December 15, 2018

Salmonella Poisoning from Reptile Pets Most Often Affects Children

Salmonella poisoning from reptile pets most often affects children, according to a 2014 study. The study, which looked at 15 years of data from Minnesota, was published in the June issue of Zoonoses Public Health.

Salmonella BacteriaResearchers from the Acute Disease Investigation and Control division of the Minnesota Department of Health in St. Paul, MN looked at “reptile-associated salmonellosis” cases reported in Minnesota from 1996-2011. During this period,  about 290 such cases were reported.

The median age of case patients in these outbreaks was 11, with 31 percent under the age of 5 and 67 percent under the age of 20. Most of the patients were sick for about eight days. Twenty three percent of them required hospitalization.

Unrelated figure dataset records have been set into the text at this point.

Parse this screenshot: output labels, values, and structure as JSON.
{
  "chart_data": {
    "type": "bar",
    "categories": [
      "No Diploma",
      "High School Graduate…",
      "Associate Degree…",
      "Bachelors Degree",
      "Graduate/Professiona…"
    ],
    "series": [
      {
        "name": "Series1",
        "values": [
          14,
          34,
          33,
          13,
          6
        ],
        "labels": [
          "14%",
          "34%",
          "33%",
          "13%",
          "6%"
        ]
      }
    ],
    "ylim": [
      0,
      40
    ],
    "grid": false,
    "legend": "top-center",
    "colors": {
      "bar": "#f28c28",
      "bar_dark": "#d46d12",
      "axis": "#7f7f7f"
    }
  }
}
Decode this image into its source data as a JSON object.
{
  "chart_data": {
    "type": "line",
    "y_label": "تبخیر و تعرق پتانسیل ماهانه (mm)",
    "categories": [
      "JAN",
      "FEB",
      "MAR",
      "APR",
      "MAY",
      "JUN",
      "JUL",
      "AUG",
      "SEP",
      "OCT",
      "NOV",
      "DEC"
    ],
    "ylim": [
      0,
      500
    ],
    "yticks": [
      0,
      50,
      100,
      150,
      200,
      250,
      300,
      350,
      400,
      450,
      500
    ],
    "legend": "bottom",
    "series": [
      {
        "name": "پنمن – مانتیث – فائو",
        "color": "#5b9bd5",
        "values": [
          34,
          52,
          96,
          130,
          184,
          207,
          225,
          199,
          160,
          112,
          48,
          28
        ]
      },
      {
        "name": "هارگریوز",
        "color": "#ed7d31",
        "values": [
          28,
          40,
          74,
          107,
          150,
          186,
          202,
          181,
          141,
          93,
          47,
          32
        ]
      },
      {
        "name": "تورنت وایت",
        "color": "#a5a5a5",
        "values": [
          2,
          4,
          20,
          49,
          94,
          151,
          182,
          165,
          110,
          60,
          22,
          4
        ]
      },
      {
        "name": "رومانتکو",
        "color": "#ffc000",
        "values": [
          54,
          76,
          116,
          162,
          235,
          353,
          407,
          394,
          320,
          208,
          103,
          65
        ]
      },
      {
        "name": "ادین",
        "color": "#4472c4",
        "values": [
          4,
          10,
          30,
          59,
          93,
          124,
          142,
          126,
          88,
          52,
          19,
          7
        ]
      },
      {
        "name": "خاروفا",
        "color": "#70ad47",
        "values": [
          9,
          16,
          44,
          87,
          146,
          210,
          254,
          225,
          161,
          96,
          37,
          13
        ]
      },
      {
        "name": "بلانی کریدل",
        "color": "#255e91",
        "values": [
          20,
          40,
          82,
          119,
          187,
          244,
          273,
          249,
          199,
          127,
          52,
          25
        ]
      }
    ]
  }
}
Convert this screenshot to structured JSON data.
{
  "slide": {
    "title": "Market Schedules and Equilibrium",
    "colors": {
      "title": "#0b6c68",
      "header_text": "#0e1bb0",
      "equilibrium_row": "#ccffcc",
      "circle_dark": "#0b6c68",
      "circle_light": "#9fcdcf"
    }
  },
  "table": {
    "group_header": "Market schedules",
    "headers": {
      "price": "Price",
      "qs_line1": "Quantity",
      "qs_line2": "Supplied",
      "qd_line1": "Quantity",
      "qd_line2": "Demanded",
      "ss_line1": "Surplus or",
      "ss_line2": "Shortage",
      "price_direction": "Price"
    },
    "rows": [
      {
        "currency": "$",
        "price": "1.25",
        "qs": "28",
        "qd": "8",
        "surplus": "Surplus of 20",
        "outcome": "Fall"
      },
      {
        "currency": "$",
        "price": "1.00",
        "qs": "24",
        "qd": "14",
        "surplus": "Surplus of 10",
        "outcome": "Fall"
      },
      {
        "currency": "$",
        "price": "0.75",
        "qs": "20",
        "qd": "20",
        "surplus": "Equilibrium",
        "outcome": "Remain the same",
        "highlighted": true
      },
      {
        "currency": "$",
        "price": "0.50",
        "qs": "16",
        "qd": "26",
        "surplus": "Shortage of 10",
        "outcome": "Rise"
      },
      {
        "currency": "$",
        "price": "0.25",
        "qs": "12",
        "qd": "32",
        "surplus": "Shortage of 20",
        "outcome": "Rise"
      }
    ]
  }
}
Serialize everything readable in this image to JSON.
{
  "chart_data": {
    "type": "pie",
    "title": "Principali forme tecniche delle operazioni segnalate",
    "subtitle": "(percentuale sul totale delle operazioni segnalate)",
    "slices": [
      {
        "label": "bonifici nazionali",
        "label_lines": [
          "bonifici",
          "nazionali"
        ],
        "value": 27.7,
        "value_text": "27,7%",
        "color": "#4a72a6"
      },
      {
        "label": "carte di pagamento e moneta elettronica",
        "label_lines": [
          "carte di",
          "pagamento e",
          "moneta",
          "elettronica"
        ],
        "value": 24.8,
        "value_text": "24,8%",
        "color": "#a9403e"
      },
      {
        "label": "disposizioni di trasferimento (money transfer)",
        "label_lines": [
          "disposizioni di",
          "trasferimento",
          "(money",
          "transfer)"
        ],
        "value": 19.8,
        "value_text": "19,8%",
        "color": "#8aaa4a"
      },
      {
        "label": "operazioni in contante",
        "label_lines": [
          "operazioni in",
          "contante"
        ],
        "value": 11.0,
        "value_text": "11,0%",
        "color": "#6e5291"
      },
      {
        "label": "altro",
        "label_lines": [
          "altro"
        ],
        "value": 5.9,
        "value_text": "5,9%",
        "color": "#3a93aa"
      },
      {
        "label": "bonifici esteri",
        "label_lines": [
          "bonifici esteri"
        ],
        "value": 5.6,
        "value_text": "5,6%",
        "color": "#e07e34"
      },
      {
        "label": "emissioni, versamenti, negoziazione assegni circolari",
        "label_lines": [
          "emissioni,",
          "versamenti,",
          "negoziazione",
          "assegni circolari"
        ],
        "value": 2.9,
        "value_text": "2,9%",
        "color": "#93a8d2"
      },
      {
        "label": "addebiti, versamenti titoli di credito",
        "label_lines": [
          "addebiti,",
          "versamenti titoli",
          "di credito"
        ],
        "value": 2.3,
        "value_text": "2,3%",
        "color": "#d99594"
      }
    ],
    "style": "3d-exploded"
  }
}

The reptiles most commonly reported in association with the illnesses were lizards, snakes and turtles. Forty seven percent of the cases were associated with reptiles, 20 percent with snakes and 19 percent with turtles.

The finding of this study mirror statistics from nationwide outbreaks. In August, a Salmonella outbreak linked to pet bearded dragons (lizards native to Australia) ended after sickening 166 people in 36 states, according to a report from the Centers for Disease Control and Prevention (CDC).  At least 44 people were hospitalized.

Although the case patients in this outbreak ranged in age from younger than 1 year to 79 years old. The median age was 3, 59 percent of the case patients were children 5 and under.